Estelle's husband, Ray, was also an active duty major. He deployed in April 2011 and was killed on his first day of deployment to Kabul. He was one of nine air advisors who were gunned down by an Afghan lieutenant colonel in a briefing room. Ray left behind Keiba, Shayla, his 8-year-old daughter and Raymond, his 5-week old son. I served a year with Aalten and Estelle. They were impressive examples of leadership as they had the strength of steel and the hearts of gold. In April 2012, there was a one-year memorial service held for those who died during the air advisor massacre.
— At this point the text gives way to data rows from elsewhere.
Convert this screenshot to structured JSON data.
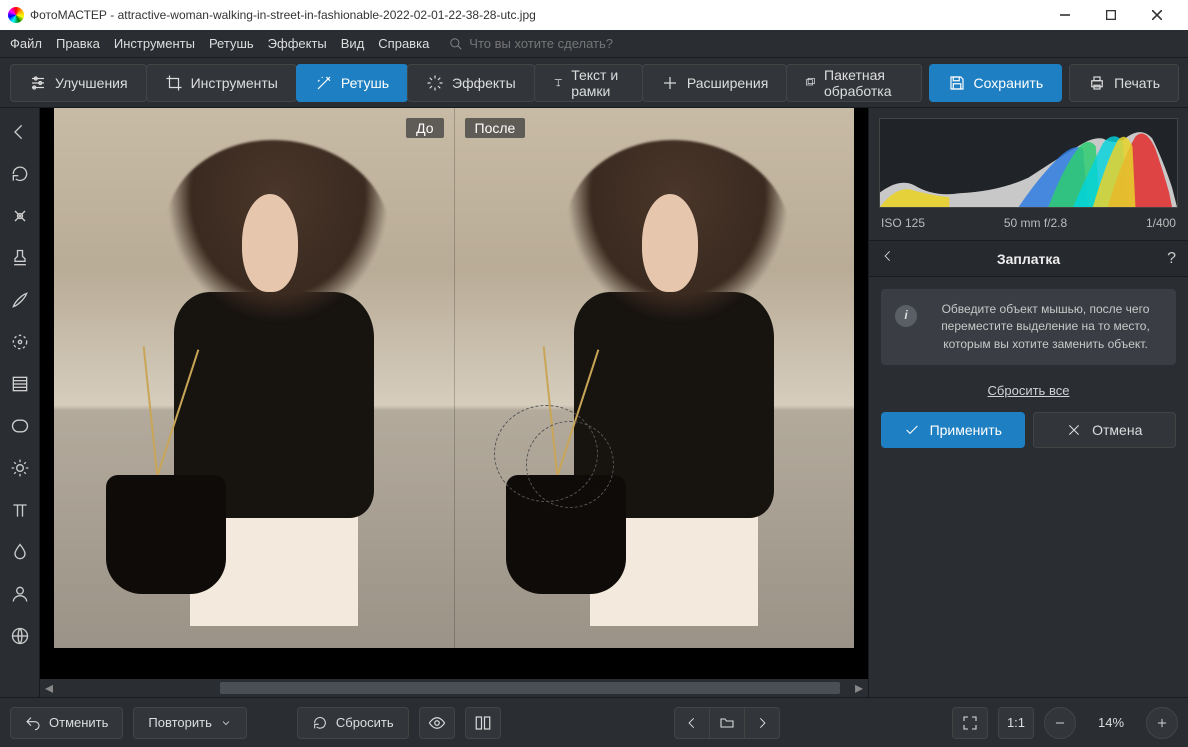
{
  "app": {
    "name": "ФотоМАСТЕР",
    "filename": "attractive-woman-walking-in-street-in-fashionable-2022-02-01-22-38-28-utc.jpg"
  },
  "menu": {
    "file": "Файл",
    "edit": "Правка",
    "tools": "Инструменты",
    "retouch": "Ретушь",
    "effects": "Эффекты",
    "view": "Вид",
    "help": "Справка",
    "search_placeholder": "Что вы хотите сделать?"
  },
  "tabs": {
    "enhance": "Улучшения",
    "tools": "Инструменты",
    "retouch": "Ретушь",
    "effects": "Эффекты",
    "text": "Текст и рамки",
    "extensions": "Расширения",
    "batch": "Пакетная обработка",
    "save": "Сохранить",
    "print": "Печать"
  },
  "viewport": {
    "before": "До",
    "after": "После"
  },
  "exif": {
    "iso": "ISO 125",
    "lens": "50 mm f/2.8",
    "shutter": "1/400"
  },
  "panel": {
    "title": "Заплатка",
    "hint": "Обведите объект мышью, после чего переместите выделение на то место, которым вы хотите заменить объект.",
    "reset": "Сбросить все",
    "apply": "Применить",
    "cancel": "Отмена"
  },
  "bottom": {
    "undo": "Отменить",
    "redo": "Повторить",
    "reset": "Сбросить",
    "ratio": "1:1",
    "zoom": "14%"
  }
}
During that same time, the Air Force Air Advisor Academy at Joint Base McGuire-Dix-Lakehurst, N.J. dedicated an Air Advisor Memorial to pay tribute to the fallen air advisors and their families. The ceremony honored the nine members of the North Atlantic Treaty Organization Air Training Command-Afghanistan who were killed in action April 27, 2011, while serving as advisors and mentors to the people of Afghanistan. The memorial is designed in the shape of two stacked 'A's which represent both air advisors and aircraft wings. The larger outside wall holds plaques with the names of air advisors killed in the line of duty, while the smaller inner wall holds a plaque dedicated to all fallen air advisors. For more information about the Air Advisor Memorial, visit

A U.S. Central Command tradition is to pay tribute by lining the streets to salute those who were killed in action. Their remains were flown to CENTCOM where their families met the aircraft and received their bodies. The members of CENTCOM saluted the hearse as it drove by. I usually stood by Aalten and Estelle. It was gut-wrenching to see the grieving family members as their cars drove by before the hearse.

During remarks at my retirement ceremony Oct. 4, I told my guests about the gold star tradition and recognized both Aalten and Estelle with Swarovski gold star crystal pendants. I explained to everyone that military service does not come without sacrifice and both Aalten's brother and Estelle's husband gave the ultimate sacrifice.